Construction and validation of nomograms based on the log odds of positive lymph nodes to predict the prognosis of lung neuroendocrine tumors

Abstract

Background: This research aimed to investigate the predictive performance of log odds of positive lymph nodes (LODDS) for the long-term prognosis of patients with node-positive lung neuroendocrine tumors (LNETs).

Methods: We collected 506 eligible patients with resected N1/N2 classification LNETs from the Surveillance, Epidemiology, and End Results (SEER) database between 2004 and 2015. The study cohort was split into derivation cohort (n=300) and external validation cohort (n=206) based on different geographic regions. Nomograms were constructed based on the derivation cohort and validated using the external validation cohort to predict the 1-, 3-, and 5-year cancer-specific survival (CSS) and overall survival (OS) of patients with LNETs. The accuracy and clinical practicability of nomograms were tested by Harrell's concordance index (C-index), integrated discrimination improvement (IDI), net reclassification improvement (NRI), calibration plots, and decision curve analyses.

Results: The Cox proportional-hazards model showed the high LODDS group (-0.79≤LODDS) had significantly higher mortality compared to those in the low LODDS group (LODDS<-0.79) for both CSS and OS. In addition, age at diagnosis, sex, histotype, type of surgery, radiotherapy, and chemotherapy were also chosen as predictors in Cox regression analyses using stepwise Akaike information criterion method and included in the nomograms. The values of C-index, NRI, and IDI proved that the established nomograms were better than the conventional eighth edition of the TNM staging system. The calibration plots for predictions of the 1-, 3-, and 5-year CSS/OS were in excellent agreement. Decision curve analyses showed that the nomograms had value in terms of clinical application.

Conclusions: We created visualized nomograms for CSS and OS of LNET patients, facilitating clinicians to bring individually tailored risk assessment and therapy.

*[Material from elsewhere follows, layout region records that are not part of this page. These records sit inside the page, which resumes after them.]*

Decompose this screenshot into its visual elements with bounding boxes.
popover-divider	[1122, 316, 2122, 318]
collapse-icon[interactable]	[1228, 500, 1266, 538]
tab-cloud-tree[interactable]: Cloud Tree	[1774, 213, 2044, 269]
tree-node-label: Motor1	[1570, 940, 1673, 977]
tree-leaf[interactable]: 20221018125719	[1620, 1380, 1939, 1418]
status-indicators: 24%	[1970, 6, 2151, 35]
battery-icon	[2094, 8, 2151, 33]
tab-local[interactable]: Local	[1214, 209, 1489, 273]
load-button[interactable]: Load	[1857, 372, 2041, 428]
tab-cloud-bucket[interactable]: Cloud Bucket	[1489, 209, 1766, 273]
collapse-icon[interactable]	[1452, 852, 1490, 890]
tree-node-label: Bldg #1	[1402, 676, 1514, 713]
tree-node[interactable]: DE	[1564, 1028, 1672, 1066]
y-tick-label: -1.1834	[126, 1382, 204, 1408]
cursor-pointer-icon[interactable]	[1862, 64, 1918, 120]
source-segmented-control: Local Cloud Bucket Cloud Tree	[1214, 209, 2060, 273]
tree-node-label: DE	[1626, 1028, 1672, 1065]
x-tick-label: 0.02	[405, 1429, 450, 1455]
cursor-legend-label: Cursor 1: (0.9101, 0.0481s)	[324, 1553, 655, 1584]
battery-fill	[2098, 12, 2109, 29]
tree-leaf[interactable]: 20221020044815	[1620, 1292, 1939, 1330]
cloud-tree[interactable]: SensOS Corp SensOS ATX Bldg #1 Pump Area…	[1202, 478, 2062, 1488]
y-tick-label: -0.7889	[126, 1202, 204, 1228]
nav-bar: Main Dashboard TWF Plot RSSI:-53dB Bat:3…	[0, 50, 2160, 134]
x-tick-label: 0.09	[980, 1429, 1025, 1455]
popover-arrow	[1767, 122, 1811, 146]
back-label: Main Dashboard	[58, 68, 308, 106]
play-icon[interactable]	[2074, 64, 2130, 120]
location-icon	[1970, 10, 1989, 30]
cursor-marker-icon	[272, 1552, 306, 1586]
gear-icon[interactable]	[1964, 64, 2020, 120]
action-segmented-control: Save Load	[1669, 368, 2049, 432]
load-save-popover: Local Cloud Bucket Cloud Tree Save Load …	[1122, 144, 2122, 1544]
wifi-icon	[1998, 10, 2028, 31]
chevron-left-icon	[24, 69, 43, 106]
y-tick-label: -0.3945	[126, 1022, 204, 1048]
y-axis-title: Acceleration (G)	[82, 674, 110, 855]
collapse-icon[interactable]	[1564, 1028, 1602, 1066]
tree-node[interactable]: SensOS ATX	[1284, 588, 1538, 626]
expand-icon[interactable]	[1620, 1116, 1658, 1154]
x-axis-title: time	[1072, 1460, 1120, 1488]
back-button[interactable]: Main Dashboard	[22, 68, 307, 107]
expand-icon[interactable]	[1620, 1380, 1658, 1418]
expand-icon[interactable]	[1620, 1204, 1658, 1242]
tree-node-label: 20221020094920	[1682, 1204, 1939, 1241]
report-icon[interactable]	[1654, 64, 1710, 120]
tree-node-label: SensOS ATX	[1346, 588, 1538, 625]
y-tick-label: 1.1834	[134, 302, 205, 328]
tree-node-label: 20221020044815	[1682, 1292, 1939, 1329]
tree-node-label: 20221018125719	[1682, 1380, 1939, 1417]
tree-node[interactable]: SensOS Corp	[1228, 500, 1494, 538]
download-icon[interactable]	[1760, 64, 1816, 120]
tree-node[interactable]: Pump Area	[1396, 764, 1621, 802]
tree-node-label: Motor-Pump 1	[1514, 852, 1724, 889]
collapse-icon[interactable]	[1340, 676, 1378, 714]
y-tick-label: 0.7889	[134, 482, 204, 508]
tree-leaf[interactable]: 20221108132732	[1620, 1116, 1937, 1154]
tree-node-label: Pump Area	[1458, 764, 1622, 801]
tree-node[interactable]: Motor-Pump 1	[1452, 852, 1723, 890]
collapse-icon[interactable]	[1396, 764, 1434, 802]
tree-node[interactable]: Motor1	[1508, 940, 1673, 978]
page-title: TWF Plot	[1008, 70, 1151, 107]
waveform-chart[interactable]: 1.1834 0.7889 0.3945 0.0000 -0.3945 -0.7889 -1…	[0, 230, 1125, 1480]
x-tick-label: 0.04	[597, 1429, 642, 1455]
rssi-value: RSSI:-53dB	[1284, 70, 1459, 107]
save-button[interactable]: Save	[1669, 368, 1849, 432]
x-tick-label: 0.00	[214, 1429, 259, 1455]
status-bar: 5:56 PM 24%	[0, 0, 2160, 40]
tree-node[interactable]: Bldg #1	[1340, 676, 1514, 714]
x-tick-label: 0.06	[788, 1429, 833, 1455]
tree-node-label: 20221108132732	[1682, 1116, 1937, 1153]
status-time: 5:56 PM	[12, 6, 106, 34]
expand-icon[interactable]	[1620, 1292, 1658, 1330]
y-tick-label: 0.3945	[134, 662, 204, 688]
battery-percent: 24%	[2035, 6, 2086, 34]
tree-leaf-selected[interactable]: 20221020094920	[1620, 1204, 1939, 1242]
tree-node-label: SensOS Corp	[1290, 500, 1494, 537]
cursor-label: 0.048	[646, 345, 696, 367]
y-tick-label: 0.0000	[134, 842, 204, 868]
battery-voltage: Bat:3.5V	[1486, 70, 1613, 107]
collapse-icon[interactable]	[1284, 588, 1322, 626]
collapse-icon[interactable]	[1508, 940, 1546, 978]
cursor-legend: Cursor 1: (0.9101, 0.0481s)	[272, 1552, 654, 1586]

Keywords: log odds of positive lymph nodes; lung neuroendocrine tumor; nomogram; predictor; survival.

Figure 1

Selection of study cohort from the SEER database. AC, atypical carcinoid; LCNEC, large cell neuroendocrine carcinoma; SCLC, small cell lung carcinoma; SEER, Surveillance, Epidemiology, and End Results; LN, lymph node; TNM, tumor-node-metastasis.

Figure 2

Nomograms and quick response codes of the webservers of the nomograms to predict 1-, 3- and 5-year CSS (A) and OS (B) for patients with node-positive lung neuroendocrine carcinoma after surgery. CSS, lung cancer-specific survival; OS, overall survival; LODDS, log odds of positive lymph nodes.

Figure 3

Calibration plots of the nomograms to predict CSS and OS of the derivation dataset (A, B) and external validation dataset (C, D). CSS, lung cancer-specific survival; OS, overall survival.

Figure 4

ROC curves of the nomograms and TNM staging system for predicting 1-, 3-, 5-year CSS in the derivation dataset (A–C) and external validation dataset (D–F), and 1-, 3-, 5-year OS in the derivation dataset (G–I) and external validation dataset (J–L). ROC, receiver operating characteristic; CSS, lung cancer-specific survival; OS, overall survival.

Figure 5

DCA of the nomograms and TNM staging system for predicting 1-, 3-, 5-year CSS in the derivation dataset (A–C) and external validation dataset (D–F), and 1-, 3-, 5-year OS in the derivation dataset (G–I) and external validation dataset (J–L). DCA, decision curve analysis; CSS, lung cancer-specific survival; OS, overall survival.

Figure 6

Kaplan-Maier curves comparing nomogram-based classification with 8th AJCC TNM staging system in CSS (A, B) and OS (C, D) prediction. CSS, cancer-specific survival; OS, overall survival.